A breve leitura da sinopse de A Promessa , filme baseado em romance de Friedrich Dürrenmatt, pode amedrontar espectadores mais exigentes. Afinal, não é a primeira e nem a segunda vez que algum diretor se dispõe a registrar a persistência de um detetive, em final de carreira, diante de um último caso, trabalho que não tinha a menor obrigação de aceitar, e sua briga com as instituições para levar adiante suas suposições certeiras. De fato, os clichês batem ponto neste filme de Sean Penn – na reedição, inclusive, de muitas cenas batidas, como as do detetive pegando o tal caso já na sua festa de despedida do trabalho e desistindo da viagem de férias no aeroporto para se dedicar a esta empreitada definitiva. Seqüências que podem tornar requentado o sabor da produção, ainda que não cheguem a comprometer a visita do espectador.
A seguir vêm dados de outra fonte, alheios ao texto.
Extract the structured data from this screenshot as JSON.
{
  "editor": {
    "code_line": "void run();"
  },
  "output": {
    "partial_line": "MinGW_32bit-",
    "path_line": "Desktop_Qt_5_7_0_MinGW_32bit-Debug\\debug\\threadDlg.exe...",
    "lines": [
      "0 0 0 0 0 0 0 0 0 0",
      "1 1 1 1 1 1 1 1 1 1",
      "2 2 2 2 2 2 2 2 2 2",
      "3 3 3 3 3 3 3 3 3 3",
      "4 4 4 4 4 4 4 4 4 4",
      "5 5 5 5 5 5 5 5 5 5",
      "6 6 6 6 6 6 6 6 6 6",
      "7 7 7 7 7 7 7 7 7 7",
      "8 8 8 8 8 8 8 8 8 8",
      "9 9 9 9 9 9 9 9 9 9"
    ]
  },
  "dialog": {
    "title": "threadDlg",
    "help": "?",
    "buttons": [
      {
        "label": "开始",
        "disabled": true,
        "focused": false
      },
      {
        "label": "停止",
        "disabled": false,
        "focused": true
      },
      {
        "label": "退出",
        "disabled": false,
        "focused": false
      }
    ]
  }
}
Quem se dispuser a quebrar esta capa de aparências poderá encontrar pontos de interesse. Há, por exemplo, uma carga fanática que atravessa o filme, um vigor messiânico nefasto que contamina, ainda que de formas e em graus diversos, os personagens “do mal” e “do bem”. O extremismo não aparece apenas no assassinato com requintes de crueldade de uma menininha de oito anos mas também no desenho dos pais dela que, ao receberem notícia tão arrasadora, não esquecem de determinadas regras (proibido fumar dentro de casa) e se agarram em crenças desesperadas (a promessa do título, comandada pela mãe mas que ganha a adesão e, por conseguinte, o comprometimento do detetive Jerry Black, interpretado por Jack Nicholson).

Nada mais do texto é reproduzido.